Mainly preterm delivery may lead to increased morbidity and mortality in the new born babies.

There is an increased risk of NICU admission. The baby may have difficulty in breathing, develop infection and need IV drugs.

There is an increased risk of jaundice in such babies. The baby may also have difficulty in breast feeding. All this increases the parental stress in addition to financial burdun.


  • Avoiding or early treatment of any infection with antibiotics. Use of prophylactic prebiotics and probiotics can significantly reduce the incidence of vaginal and bowel infections. A short course of vaginal antibiotics one or two times between 24-34 weeks may treat any bacterial vaginal infection and thereby preventing it to ascend up into the uterus.
  • Try to reduce higher birth order pregnancy i.e. triplets and quadruplets to twins or singleton pregnancy.
  • To take a prophylactic cervical stitch at 14-18 weeks in women with a history of operative procedure done on the uterus.
  • To take regular nutritional supplements like iron, folic acid and calcium to avoid deficiencies and thereby preventing complications like anemia or hypertension.
  • Regular monitoring of cervical length by trans vaginal scan so as to pick up early shortening of cervix and treating it with either vaginal progesterone or cervical stitch.
  • Regular blood checks up to detect anemia or diabetes in pregnancy.
  • Prophylactic doses of injection betamethasone at 28-32 weeks in certain high risk women to ensure fetal lung maturity and prevent neonatal morbidity and need of NICU.


As such pregnancies after treatment of infertility are not at a very high risk of developing IUGR as compared to normal pregnancies. IUGR stands for intrauterine growth restriction which means that the baby is slow in growth and therefore low birth weight. However there might be slight increase in growth restriction of the fetus in following situations:

  • Twin pregnancy where in either one or both the twins may have growth restriction.
  • Women with preexisting hypertension or who develop moderate to severe PIH during pregnancy.
  • Women with preexisting diabetes mellitus or those who develop gestational diabetes in pregnancy. Incidence is particularly higher if the sugars are uncontrolled.
  • Women with preexisting chronic liver, lung or kidney diseases as commonly found in women above 40 years of age. Mothers with thalassemia minor or sickle cell disease may also develop a growth restricted baby.
  • Dietary deficiencies like anemia or protein inadequacy may lead to IUGR.
  • Infections like malaria, hepatitis, multiple times Urinary tract infection may also lead to IUGR.
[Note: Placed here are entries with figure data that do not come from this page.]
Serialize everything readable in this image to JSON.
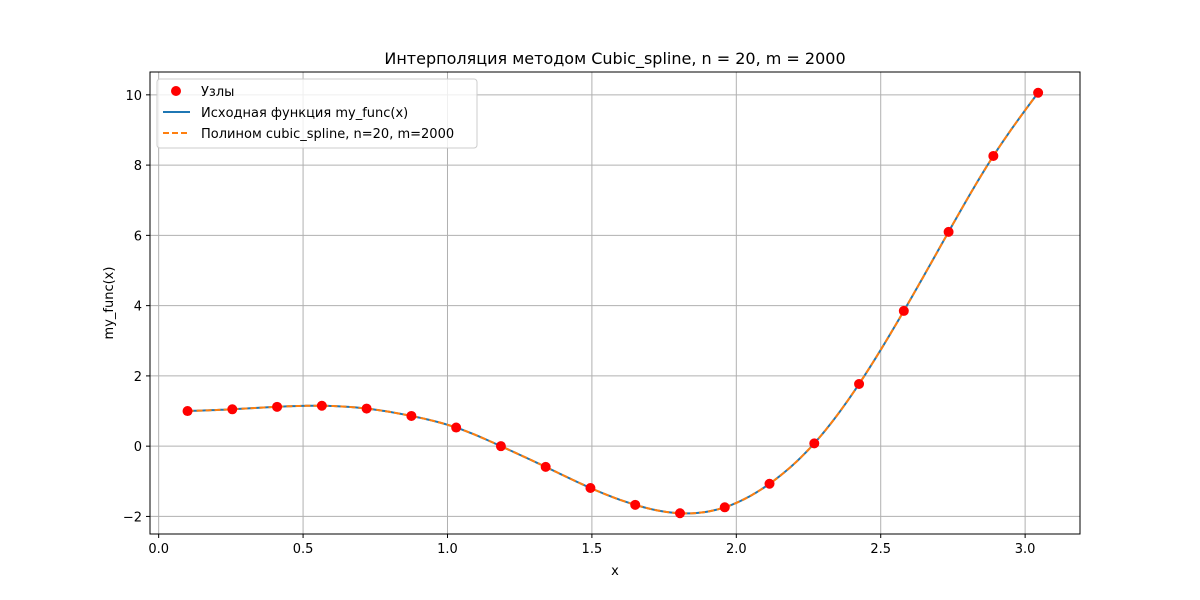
{
  "chart_data": {
    "type": "line",
    "title": "Интерполяция методом Cubic_spline, n = 20, m = 2000",
    "xlabel": "x",
    "ylabel": "my_func(x)",
    "xlim": [
      -0.03,
      3.19
    ],
    "ylim": [
      -2.5,
      10.65
    ],
    "xticks": [
      0.0,
      0.5,
      1.0,
      1.5,
      2.0,
      2.5,
      3.0
    ],
    "xtick_labels": [
      "0.0",
      "0.5",
      "1.0",
      "1.5",
      "2.0",
      "2.5",
      "3.0"
    ],
    "yticks": [
      -2,
      0,
      2,
      4,
      6,
      8,
      10
    ],
    "ytick_labels": [
      "−2",
      "0",
      "2",
      "4",
      "6",
      "8",
      "10"
    ],
    "grid": true,
    "legend_position": "top-left",
    "series": [
      {
        "name": "Узлы",
        "kind": "scatter",
        "color": "#ff0000",
        "x": [
          0.1,
          0.255,
          0.41,
          0.565,
          0.72,
          0.875,
          1.03,
          1.185,
          1.34,
          1.495,
          1.65,
          1.805,
          1.96,
          2.115,
          2.27,
          2.425,
          2.58,
          2.735,
          2.89,
          3.045
        ],
        "y": [
          1.0,
          1.05,
          1.12,
          1.15,
          1.07,
          0.86,
          0.53,
          0.0,
          -0.59,
          -1.19,
          -1.67,
          -1.91,
          -1.74,
          -1.07,
          0.08,
          1.77,
          3.85,
          6.1,
          8.26,
          10.06
        ]
      },
      {
        "name": "Исходная функция my_func(x)",
        "kind": "line",
        "color": "#1f77b4",
        "dash": "solid"
      },
      {
        "name": "Полином cubic_spline, n=20, m=2000",
        "kind": "line",
        "color": "#ff7f0e",
        "dash": "dashed"
      }
    ]
  }
}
All the above situations mainly lead to IUGR because they affect the placenta i.e. the organ supplying blood to fetus from the mother. The mechanism may be different but the effect is same i.e. IUGR

Complication of IUGR:

IUGR mainly affects the fetus and may lead to increased morbidity and mortality in the newborn baby. Complications like preterm baby, difficulty in breathing, need for IV drugs and need for NICU care increase in such babies.

Also there is a high chance that the mother may need to undergo a cesarean section as these babies do not take the stress of labour very well.


  • Regular monitoring of high risk pregnancy with USG and Doppler studies to pick up early IUGR, which can be treated with drugs or IV medicines.
  • Prenatal control of blood pressure and diabetes to avoid them worsening during pregnancy.
  • Adequate dietary supplementation with Iron, multivitamins, calcium and proteins to obatain adequate growth of the baby.
  • Early diagnosis and treatment of infection.